Reproducibility Index

Notice: The reproducibility variables underlying each score are classified using an automated LLM-based pipeline, validated against a manually labeled dataset. LLM-based classification introduces uncertainty and potential bias; scores should be interpreted as estimates. Full accuracy metrics and methodology are described in Coakley et alK. L. Coakley, T. Snelleman, H. Hoos, and O. E. Gundersen, "The embrace of open science: An analysis of a decade of AI research and 56 800 conference papers," Under Review, 2026..

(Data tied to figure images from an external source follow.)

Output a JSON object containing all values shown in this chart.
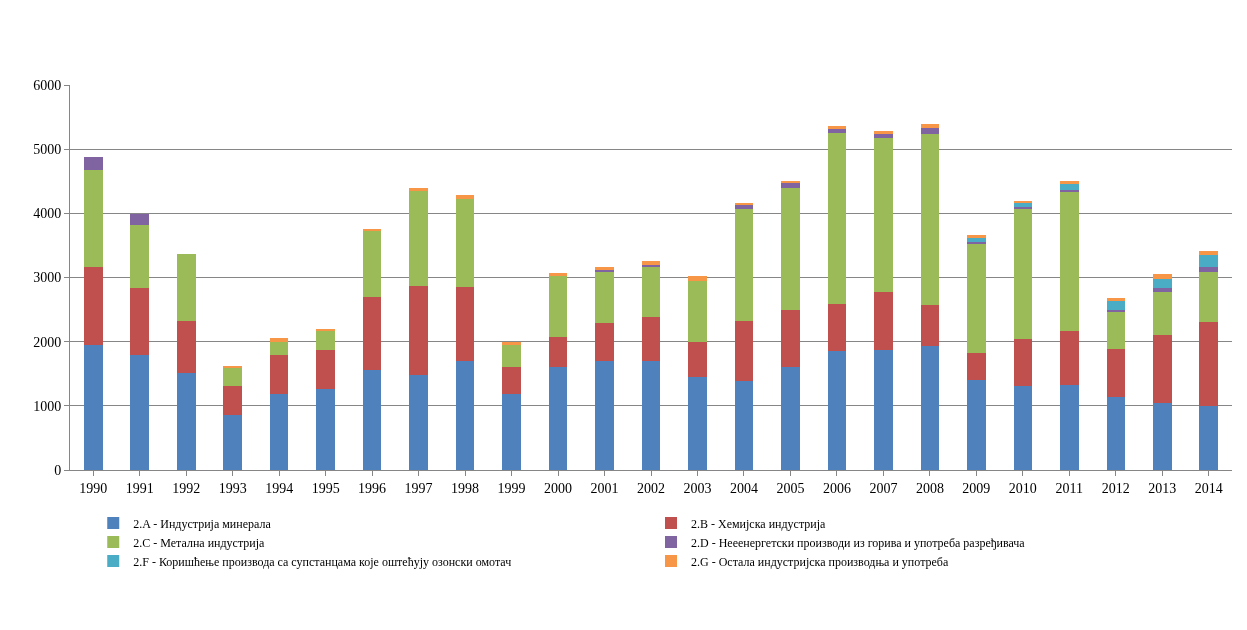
{
  "chart_data": {
    "type": "bar",
    "stacked": true,
    "categories": [
      "1990",
      "1991",
      "1992",
      "1993",
      "1994",
      "1995",
      "1996",
      "1997",
      "1998",
      "1999",
      "2000",
      "2001",
      "2002",
      "2003",
      "2004",
      "2005",
      "2006",
      "2007",
      "2008",
      "2009",
      "2010",
      "2011",
      "2012",
      "2013",
      "2014"
    ],
    "series": [
      {
        "name": "2.A - Индустрија минерала",
        "color": "#4f81bd",
        "values": [
          1950,
          1790,
          1510,
          850,
          1180,
          1260,
          1560,
          1480,
          1700,
          1190,
          1600,
          1700,
          1700,
          1450,
          1380,
          1600,
          1860,
          1870,
          1940,
          1410,
          1310,
          1320,
          1130,
          1050,
          1000
        ]
      },
      {
        "name": "2.B - Хемијска индустрија",
        "color": "#c0504d",
        "values": [
          1220,
          1050,
          810,
          460,
          610,
          610,
          1130,
          1380,
          1150,
          420,
          470,
          590,
          680,
          540,
          940,
          900,
          730,
          910,
          630,
          420,
          730,
          850,
          750,
          1050,
          1300
        ]
      },
      {
        "name": "2.C - Метална индустрија",
        "color": "#9bbb59",
        "values": [
          1510,
          980,
          1040,
          280,
          210,
          290,
          1040,
          1500,
          1380,
          340,
          950,
          800,
          790,
          960,
          1740,
          1900,
          2660,
          2400,
          2670,
          1690,
          2020,
          2160,
          580,
          670,
          790
        ]
      },
      {
        "name": "2.D - Нееенергетски производи из горива и употреба разређивача",
        "color": "#8064a2",
        "values": [
          200,
          170,
          0,
          0,
          0,
          0,
          0,
          0,
          0,
          0,
          0,
          30,
          30,
          0,
          70,
          70,
          70,
          70,
          90,
          40,
          40,
          40,
          40,
          60,
          70
        ]
      },
      {
        "name": "2.F - Коришћење производа са супстанцама које оштећују озонски омотач",
        "color": "#4bacc6",
        "values": [
          0,
          0,
          0,
          0,
          0,
          0,
          0,
          0,
          0,
          0,
          0,
          0,
          0,
          0,
          0,
          0,
          0,
          0,
          0,
          50,
          60,
          90,
          130,
          150,
          190
        ]
      },
      {
        "name": "2.G - Остала индустријска производња и употреба",
        "color": "#f79646",
        "values": [
          0,
          0,
          0,
          30,
          50,
          40,
          30,
          30,
          60,
          50,
          50,
          50,
          50,
          70,
          30,
          40,
          40,
          30,
          70,
          50,
          40,
          50,
          50,
          80,
          60
        ]
      }
    ],
    "ylim": [
      0,
      6000
    ],
    "yticks": [
      0,
      1000,
      2000,
      3000,
      4000,
      5000,
      6000
    ],
    "grid": "y",
    "legend": "bottom"
  }
}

Robust Egocentric Referring Video Object Segmentation via Dual-Modal Causal Intervention

Authors: Haijing Liu, Zhiyuan Song, Hefeng Wu, Tao Pu, Keze Wang, Liang Lin

NeurIPS 2025 | Venue PDF | LLM Run Details

Reproducibility Variable	Result	LLM Response
Research Type	Experimental	Extensive experiments demonstrate that CERES achieves state-of-the-art performance on Ego-RVOS benchmarks, highlighting the potential of applying causal reasoning to build more reliable models for broader egocentric video understanding.
Researcher Affiliation	Academia	Haijing Liu, Zhiyuan Song, Hefeng Wu , Tao Pu, Keze Wang, Liang Lin Sun Yat-sen University, Guangzhou 510006, China
Pseudocode	No	The paper describes the methodology using equations and prose, for example, Equations (1) through (11), but no explicitly labeled 'Pseudocode' or 'Algorithm' block is present.
Open Source Code	No	We will release our code and detailed instructions for data preparation and reproducing the main experimental results after the review period.
Open Datasets	Yes	Following previous work [36], we evaluate our method on three public egocentric video datasets: VISOR [12], VOST [46], and VSCOS [62].
Dataset Splits	Yes	VISOR, derived from EPIC-KITCHENS [10, 11], provides annotations for hands and active object interactions; we utilize its training and validation splits. After preprocessing, this yields 13,205 videos (76,873 objects) for training and 467 videos (1,841 objects) for validation, where validation objects are manually annotated as positive or negative. VOST and VSCOS are used for validation only.
Hardware Specification	Yes	All experiments were conducted using Py Torch 2.1.2 and CUDA 11.8 on a system with four NVIDIA V100 GPUs.
Software Dependencies	Yes	All experiments were conducted using Py Torch 2.1.2 and CUDA 11.8 on a system with four NVIDIA V100 GPUs.
Experiment Setup	Yes	Models were trained for 6 epochs with a total batch size of 4, where each batch item was a single video clip. We initialized the learning rate to 1 × 10−3 for our CERES modules and 1 × 10−4 for pre-trained components, decaying it by 0.1 at epochs 3 and 5, using the Adam W optimizer. The primary segmentation loss combined bounding box, Dice and Focal losses. Input frames are resized to 448 × 448.